GÜNGÖR: TÜRKİYE FINTECH MERKEZİ OLABİLİR
TOBB E-ticaret Meclisi Başkan Yardımcısı Fevzi Güngör de: “Finansal okuryazarlığın temeli aslında ‘paramı nereye harcarım ‘ sorusunun cevabı” diyerek şunları söyledi: “Fintechler, finansal sistemin dışında kalanları içeriye çekti. Mesela müşterilerine taksit seçeneği sunmak isteyen ama birçok post cihazı birden alamayan yani sisteme giremeyen çiçekçi, taksitle fintechler sayesinde tanıştı. Türkiye fintech merkezi olabilir. Şimdi al-sonra öde son 5 yıldır dünyada konuşuluyor. Biz 25 yıldır yapıyoruz. Fintech merkezi olabilmek için topyekün strateji lazım. İnsanları geleceğin kıymetli olduğuna inandırmamız lazım. Geleceği, gelecek için tasarlamak trendlerin içinde olmamak lazım. Çevreyi düşünen ürünlere yatırım yaptığımızda aslında kendi bütçemize de tasarruf sağladığımızı görmemiz gerek.”
KATKIDA BULANAN KURUMLARA VE İSİMLERE PLAKET:
Projeye katkılarından dolayı zirvede önemli isimlere plaket de takdim edildi.
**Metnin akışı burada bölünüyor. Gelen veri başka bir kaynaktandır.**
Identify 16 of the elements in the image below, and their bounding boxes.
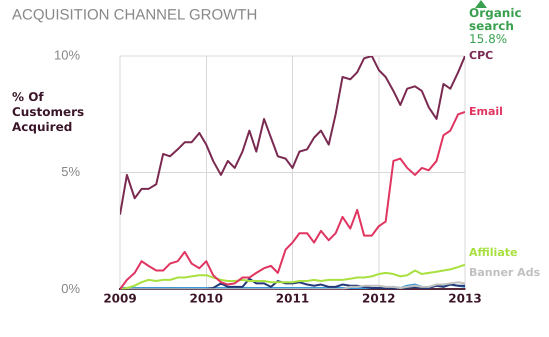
y-tick-label: 5%: [61, 164, 80, 180]
text: Organic search: [469, 6, 522, 34]
x-tick-label: 2013: [448, 292, 482, 306]
y-axis-title: % Of Customers Acquired: [12, 90, 84, 134]
series-label: Email: [469, 104, 503, 118]
text: 15.8%: [469, 32, 508, 46]
series-label: CPC: [469, 48, 494, 62]
series-label: Affiliate: [469, 246, 518, 260]
x-tick-label: 2012: [362, 292, 396, 306]
chart-title: ACQUISITION CHANNEL GROWTH: [12, 6, 258, 24]
y-tick-label: 10%: [54, 48, 80, 63]
x-tick-label: 2009: [103, 292, 137, 306]
x-tick-label: 2010: [190, 292, 223, 306]
x-tick-label: 2011: [276, 292, 310, 306]
y-tick-label: 0%: [61, 280, 80, 296]
series-label: Banner Ads: [469, 266, 541, 280]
Zirvede plaket alanlar şöyle: MEB Meslek ve Teknik Eğitim Genel Müdürlüğü, Mesleki ve Teknik Eğitimden Sorumlu İl Milli Eğitim İstanbul Şube Müdürü Aykut Akça, MEB Hayat Boyu Öğrenme Genel Müdürlüğü Eğitim Politikaları Daire Başkanı Kadir Altunkaynak, Türkiye Belediyeler Birliği Genel Sekreteri Dr. Hayri Baraçlı, UNICEF Türkiye Milli Komitesi Genel Müdürü İnci Haseki, Finansal Okuryazarlık Derneği (FODER) Yönetim Kurulu Üyeleri Murat Sağman, Zekeriya Öztürk, HepsiBurada Ticari Sosyal Projeler Koordinatörü Duygu Aktaş, İGA Eğitim ve Gelişim Müdürü Tunç Cavcav, Securitas Yetenek Yönetimi ve Organizasyonel Gelişim Uzmanı Sevinç Şahinoğlu.